# Passport renwals, name changes



## cdn76 (Feb 28, 2011)

Please Someone help me??
The low down

Canadian citizen with current canadian passport and current I-94 in it

Married to US citizen and marriage certificate states my new last name as husbands last name

All of my identification currently has my maiden name because no one will help me start the process. Let me explain further.

Social Security Office will NOT channge my name because they require a drivers license, or employee ID, or passport with my married name printed on it.

DMV, Passport Canada, or my employer will NOT change my name unless they see it printed on my social security card. please refer to above.

Green card forms also ask for identification. I'm guessing with my married name. If I choose to go by that 

How do I go about this when there is absolutley no where to start? 

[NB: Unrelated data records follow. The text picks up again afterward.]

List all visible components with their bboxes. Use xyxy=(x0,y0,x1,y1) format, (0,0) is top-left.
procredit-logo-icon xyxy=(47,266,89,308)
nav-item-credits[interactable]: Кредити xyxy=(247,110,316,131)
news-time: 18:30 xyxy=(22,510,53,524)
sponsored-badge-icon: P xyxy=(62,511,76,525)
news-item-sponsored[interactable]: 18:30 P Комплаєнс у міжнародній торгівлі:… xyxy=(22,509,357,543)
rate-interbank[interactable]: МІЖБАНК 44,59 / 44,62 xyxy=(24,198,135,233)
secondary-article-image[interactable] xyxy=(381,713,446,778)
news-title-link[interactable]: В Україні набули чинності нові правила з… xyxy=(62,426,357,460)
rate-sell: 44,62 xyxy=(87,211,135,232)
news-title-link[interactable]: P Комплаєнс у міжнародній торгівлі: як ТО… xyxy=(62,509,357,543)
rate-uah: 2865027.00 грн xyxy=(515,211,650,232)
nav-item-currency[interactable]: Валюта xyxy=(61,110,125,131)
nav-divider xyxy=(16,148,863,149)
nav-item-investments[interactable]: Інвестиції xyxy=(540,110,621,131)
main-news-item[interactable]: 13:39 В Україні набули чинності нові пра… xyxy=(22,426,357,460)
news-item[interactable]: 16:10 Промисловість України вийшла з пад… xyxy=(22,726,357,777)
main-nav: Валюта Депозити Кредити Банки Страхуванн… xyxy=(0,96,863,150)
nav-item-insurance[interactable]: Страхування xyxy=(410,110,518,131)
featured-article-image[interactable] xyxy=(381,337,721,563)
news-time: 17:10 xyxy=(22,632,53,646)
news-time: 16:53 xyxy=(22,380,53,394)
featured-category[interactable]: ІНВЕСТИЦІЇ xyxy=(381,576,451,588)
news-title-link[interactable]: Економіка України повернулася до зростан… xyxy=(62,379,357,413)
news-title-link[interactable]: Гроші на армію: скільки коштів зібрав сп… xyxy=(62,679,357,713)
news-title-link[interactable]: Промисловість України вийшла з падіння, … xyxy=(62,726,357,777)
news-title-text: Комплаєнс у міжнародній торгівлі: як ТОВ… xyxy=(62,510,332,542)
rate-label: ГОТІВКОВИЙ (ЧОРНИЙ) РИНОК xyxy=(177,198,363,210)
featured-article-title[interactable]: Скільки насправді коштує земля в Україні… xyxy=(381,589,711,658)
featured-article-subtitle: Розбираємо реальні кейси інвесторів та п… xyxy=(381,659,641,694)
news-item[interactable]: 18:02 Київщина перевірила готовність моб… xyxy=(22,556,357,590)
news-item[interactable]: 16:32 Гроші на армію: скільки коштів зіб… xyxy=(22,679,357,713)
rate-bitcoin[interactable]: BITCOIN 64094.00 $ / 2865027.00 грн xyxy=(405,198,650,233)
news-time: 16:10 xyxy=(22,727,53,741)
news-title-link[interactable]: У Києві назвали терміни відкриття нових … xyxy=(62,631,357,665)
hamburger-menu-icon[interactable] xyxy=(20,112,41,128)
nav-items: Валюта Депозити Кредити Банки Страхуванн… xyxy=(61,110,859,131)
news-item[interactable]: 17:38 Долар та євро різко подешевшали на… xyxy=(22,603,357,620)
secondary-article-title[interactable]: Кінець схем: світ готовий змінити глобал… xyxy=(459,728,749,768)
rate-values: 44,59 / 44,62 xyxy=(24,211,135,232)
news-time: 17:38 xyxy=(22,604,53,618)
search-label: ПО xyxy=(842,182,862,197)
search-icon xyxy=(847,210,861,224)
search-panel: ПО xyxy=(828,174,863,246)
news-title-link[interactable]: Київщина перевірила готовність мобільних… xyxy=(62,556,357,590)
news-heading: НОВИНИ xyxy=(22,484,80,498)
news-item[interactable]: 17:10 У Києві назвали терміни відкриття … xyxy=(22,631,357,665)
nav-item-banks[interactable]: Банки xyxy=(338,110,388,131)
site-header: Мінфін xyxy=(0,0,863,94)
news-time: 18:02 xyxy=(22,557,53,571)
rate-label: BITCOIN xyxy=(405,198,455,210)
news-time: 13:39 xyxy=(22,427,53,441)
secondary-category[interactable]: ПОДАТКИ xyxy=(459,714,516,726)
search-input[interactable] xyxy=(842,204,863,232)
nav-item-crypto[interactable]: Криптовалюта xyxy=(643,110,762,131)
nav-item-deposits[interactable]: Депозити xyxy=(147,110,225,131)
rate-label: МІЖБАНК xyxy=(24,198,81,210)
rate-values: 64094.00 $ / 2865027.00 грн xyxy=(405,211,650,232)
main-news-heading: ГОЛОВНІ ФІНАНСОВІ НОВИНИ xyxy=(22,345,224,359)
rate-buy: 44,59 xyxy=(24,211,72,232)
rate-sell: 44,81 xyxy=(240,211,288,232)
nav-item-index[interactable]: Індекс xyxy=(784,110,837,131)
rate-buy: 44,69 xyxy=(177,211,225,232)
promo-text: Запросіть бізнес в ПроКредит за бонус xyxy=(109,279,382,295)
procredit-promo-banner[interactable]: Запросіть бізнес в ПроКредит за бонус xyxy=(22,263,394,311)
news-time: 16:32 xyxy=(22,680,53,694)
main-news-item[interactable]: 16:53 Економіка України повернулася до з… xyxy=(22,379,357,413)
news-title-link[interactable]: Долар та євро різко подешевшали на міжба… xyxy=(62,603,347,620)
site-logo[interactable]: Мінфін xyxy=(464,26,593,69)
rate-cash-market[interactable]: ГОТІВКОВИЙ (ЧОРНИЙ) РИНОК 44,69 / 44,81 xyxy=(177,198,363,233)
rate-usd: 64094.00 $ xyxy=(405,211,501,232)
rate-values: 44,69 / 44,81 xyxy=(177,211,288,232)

Also it turns out that on marriage certificate they put my maiden name as my "middle name" and husbands name as my last name.

Should I go to the county clerk's office and change it to the hyphenated last name that I wanted?
Someone at Passport Canada I spoke with stated that Canada "might" accept a municipal card like a library card with my married name on it at a form of ID. But looking on the library website, they require something printed in my married name as well. I can't win!! 

I need to renew my Canadian passport ASAP because i want to work on my green card application. 
Would it be easier to just keep my maiden name for now, and still have the marriage certificate state my last name as my husbands? 

Someone please help me??? :Cry::Cry: I have a huge headache!
Or at least please tell me that I'm not the only one going thru this, 
Thank you in advance


----------



## Bevdeforges (Nov 16, 2007)

Man, they have really changed over the years. Used to be in the US you could go by any name you wanted, as long as there was no intent to commit fraud. But I got caught up in the name change thing a few years ago, when US social security didn't want to change the name on my card from my old married name, 18 years after I got divorced and went back to using my maiden name.

I would start with the county clerk's office and get the marriage certificate to read the way you want it to read. Then use that to change something - like a credit card or a bank account. If you have an employee ID that can be a good place to start, as your employer is more likely to make the change however you like it. Once those new cards are issued, you can use them with the DMV and/or Social Security. It's sort of a daisy chain and it takes a while to make happen.

In the long run, it may just be easier to keep your maiden name for "official" purposes and just answer to your husband's last name as needed. But if it's not the way you want to do it, you should be able to change it.
Cheers,
Bev


----------



## cdn76 (Feb 28, 2011)

cdn76 said:


> Please Someone help me??
> The low down
> 
> Canadian citizen with current canadian passport and current I-94 in it
> ...




Thank you I will definitely give that a try.


----------